En ese nivel de “las grandes obras” es donde se vislumbra con mayor nitidez la corrupción relacionada con el populismo sea nacional, municipal o regional.

En lo político una característica de los gobiernos populistas con instituciones débiles, es que muchas veces devienen en gobiernos autoritarios y con una gestión poco trasparente del uso de los recursos públicos, aplicando políticas de censura a la prensa y restricción de participación pública a la oposición, pudiendo devenir hasta en abierta dictadura como en la actual Venezuela y en Nicaragua.

Generalmente las obras populistas son de corto plazo, tratando de mantener “contento” al elector; pero pierden el horizonte de largo aliento, convirtiéndose más en remedio inmediato que solución a los problemas. (Fue el caso de la “liberalización del trasporte” y el Dec. Leg. 650 bajo el gobierno de Fujimori, que trajo alivio inmediato al trasporte público, pero a costa de saturar las avenidas de unidades pequeñas de pasajeros y empresas informales).

Asimismo, un gobierno populista si es investigado por corrupción, argumentará que se trata de una “persecución” por defender “los intereses del pueblo”. Es la coartada perfecta. Muchos se escudan en ello para no dar la cara por los latrocinios cometidos.

¿Es malo el populismo? No necesariamente. Pueden ser gobiernos populistas que destraben los prejuicios y limitaciones de clase, como el de Perón en Argentina o el de Velasco en Perú. Lo malo es cuando no existen controles institucionales y la corrupción y falta de trasparencia desborda al populismo.

Y en Estados Unidos el populismo de Trump obedece al malestar de una clase media trabajadora que ve disminuir sus ingresos reales y oportunidades laborales, debido a la globalización del capital. Vale decir que este produce el producto y lo vende ya no en los propios Estados Unidos como antaño, sino en distintas partes del mundo, donde le sea más rentable fabricarlo y ensamblarlo (leáse más barato) y donde el producto se venda a mejor precio. Jurídicamente esa globalización necesitaba tratados de libre comercio, lo que se ha conseguido con los acuerdos bilaterales, sellando esta internacionalización con el por ahora suspendido Acuerdo TrasPacífico (TPP).

Por eso Trump arremete contra los tratados comerciales, sabe que son lo más visible de esta gobalización y que muchos ven como la causa de su desgracia, cuando es apenas el síntoma. O proclama una “guerra comercial” contra China a fin de contener la competencia del gigante asiático.
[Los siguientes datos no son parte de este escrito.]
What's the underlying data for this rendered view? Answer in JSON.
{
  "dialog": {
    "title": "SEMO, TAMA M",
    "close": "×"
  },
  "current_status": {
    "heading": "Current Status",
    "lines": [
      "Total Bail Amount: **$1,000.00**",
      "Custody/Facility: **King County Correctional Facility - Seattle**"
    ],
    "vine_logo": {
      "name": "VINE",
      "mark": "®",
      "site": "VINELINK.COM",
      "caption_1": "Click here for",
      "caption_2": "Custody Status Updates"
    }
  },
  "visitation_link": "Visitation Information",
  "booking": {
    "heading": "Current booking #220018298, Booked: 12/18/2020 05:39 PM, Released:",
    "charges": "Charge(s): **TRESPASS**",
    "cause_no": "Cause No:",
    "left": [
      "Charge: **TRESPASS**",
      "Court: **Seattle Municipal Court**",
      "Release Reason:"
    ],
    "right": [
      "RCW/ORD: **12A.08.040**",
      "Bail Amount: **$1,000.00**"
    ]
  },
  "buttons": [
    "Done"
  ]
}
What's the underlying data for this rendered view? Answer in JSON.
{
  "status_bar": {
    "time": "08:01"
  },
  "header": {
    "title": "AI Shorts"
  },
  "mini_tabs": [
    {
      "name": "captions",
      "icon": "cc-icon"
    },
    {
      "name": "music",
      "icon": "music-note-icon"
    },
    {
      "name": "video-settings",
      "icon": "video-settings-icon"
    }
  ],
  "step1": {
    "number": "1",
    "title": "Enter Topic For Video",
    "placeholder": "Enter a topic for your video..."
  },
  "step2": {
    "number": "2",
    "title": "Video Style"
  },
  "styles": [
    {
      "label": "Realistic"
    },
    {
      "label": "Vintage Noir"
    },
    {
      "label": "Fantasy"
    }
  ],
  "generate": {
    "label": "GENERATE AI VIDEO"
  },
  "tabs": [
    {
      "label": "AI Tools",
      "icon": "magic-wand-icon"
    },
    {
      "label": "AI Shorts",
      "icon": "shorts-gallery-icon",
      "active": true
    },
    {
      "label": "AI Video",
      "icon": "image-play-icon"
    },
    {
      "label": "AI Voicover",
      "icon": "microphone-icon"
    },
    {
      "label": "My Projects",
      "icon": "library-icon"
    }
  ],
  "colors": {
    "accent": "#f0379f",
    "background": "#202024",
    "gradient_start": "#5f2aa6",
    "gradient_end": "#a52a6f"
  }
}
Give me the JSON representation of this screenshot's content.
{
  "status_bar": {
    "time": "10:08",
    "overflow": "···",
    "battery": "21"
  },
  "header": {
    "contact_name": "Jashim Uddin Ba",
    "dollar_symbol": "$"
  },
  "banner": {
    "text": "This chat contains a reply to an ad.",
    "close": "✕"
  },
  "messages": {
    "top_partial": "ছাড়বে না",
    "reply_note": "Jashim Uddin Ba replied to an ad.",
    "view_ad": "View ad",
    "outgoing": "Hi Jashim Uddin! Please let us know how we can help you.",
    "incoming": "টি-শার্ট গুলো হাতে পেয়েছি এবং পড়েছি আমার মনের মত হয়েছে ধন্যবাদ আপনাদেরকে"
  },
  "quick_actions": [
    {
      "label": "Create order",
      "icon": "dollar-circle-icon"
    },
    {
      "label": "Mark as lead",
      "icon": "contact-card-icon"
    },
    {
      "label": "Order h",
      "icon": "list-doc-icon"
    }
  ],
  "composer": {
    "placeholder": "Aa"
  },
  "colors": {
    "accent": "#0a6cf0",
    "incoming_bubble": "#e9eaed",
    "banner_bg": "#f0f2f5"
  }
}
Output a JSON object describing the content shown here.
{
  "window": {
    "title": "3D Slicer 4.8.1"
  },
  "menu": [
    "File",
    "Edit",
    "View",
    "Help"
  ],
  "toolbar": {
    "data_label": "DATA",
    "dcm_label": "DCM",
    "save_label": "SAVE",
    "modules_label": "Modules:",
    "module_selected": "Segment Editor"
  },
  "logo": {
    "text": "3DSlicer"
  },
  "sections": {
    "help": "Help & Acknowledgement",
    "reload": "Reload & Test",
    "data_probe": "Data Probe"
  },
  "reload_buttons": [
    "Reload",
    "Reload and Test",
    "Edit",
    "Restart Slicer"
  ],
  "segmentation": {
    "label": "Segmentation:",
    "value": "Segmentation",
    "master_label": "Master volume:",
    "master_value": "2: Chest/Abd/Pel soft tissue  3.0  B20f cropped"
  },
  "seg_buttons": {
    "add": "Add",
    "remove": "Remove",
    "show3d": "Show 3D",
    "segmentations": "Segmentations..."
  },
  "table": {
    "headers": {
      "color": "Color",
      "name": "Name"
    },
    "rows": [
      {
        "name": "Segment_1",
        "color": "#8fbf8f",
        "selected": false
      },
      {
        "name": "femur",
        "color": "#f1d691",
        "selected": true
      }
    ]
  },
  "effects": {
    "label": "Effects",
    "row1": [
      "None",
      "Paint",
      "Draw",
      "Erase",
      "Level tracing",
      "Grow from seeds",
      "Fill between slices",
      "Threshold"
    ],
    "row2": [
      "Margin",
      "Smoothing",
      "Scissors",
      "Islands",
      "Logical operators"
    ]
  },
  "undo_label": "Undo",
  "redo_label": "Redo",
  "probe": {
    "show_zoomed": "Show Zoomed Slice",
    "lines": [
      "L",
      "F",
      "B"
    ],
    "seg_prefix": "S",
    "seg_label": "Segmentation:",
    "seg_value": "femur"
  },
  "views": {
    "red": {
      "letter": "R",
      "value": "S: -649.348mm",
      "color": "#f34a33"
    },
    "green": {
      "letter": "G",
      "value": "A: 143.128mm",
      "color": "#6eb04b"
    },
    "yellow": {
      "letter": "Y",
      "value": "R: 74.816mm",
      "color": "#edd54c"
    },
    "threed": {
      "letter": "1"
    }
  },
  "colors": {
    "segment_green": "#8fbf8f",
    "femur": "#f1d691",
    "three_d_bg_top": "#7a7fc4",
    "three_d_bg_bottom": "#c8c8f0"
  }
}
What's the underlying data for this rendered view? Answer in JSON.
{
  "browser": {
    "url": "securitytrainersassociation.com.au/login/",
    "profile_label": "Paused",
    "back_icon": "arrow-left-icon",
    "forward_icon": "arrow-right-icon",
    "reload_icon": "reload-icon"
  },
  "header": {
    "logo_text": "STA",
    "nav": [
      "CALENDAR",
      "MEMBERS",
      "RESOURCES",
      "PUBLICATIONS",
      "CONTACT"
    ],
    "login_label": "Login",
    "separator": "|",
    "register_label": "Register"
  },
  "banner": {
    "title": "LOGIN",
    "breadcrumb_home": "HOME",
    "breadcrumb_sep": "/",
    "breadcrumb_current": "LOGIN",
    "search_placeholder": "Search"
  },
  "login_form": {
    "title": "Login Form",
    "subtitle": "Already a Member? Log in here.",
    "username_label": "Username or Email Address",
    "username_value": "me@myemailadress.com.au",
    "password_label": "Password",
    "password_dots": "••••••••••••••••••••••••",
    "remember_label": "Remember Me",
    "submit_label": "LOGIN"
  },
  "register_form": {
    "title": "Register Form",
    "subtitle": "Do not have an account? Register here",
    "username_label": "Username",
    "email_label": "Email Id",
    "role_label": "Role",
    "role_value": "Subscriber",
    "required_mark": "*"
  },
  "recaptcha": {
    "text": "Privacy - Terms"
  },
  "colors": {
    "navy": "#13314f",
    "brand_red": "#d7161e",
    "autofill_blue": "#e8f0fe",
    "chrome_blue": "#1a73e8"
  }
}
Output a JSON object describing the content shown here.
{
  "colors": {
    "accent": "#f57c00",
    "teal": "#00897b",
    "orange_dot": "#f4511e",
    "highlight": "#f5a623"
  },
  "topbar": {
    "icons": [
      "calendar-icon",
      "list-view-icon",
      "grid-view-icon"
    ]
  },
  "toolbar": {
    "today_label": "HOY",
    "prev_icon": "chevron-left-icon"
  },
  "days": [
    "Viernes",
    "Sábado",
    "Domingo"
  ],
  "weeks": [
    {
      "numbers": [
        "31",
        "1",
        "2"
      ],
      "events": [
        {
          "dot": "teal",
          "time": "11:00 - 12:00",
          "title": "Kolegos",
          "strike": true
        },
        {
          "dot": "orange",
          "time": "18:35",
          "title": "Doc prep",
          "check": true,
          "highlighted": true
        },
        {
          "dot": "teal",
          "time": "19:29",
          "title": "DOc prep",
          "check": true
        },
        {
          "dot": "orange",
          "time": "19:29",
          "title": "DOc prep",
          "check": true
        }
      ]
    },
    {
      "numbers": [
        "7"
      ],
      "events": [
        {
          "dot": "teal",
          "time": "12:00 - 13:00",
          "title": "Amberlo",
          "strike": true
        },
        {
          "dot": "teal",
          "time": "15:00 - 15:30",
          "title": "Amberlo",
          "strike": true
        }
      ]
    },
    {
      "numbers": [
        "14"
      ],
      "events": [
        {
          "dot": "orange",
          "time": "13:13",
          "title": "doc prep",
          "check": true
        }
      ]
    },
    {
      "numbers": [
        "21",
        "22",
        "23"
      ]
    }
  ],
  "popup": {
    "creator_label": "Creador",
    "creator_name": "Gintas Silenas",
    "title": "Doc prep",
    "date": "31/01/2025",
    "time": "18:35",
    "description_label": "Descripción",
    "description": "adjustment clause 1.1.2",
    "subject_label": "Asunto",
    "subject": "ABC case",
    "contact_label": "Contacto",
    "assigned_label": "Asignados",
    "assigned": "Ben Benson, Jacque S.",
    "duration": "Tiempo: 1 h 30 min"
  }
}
Igual sucede con los gastos dispendiosos de una burocracia asentada en organismos internacionales, algo que el contribuyente norteamericano promedio no ve como beneficio directo para él y la encuentra más bien “parasitaria”. Por ello Trump “ha prometido” que limitará los gastos en la OTAN, el Banco Mundial y el FMI, para destinarlo a la propia Norteamérica.

Quizás ese populismo sea síntoma también de una gradual decadencia del poderío norteamericano en todo sentido: político, económico y social. Sería irónico ver a los EEUU a mediados del siglo XXI en similares problemas que sus pares al sur del Río Grande.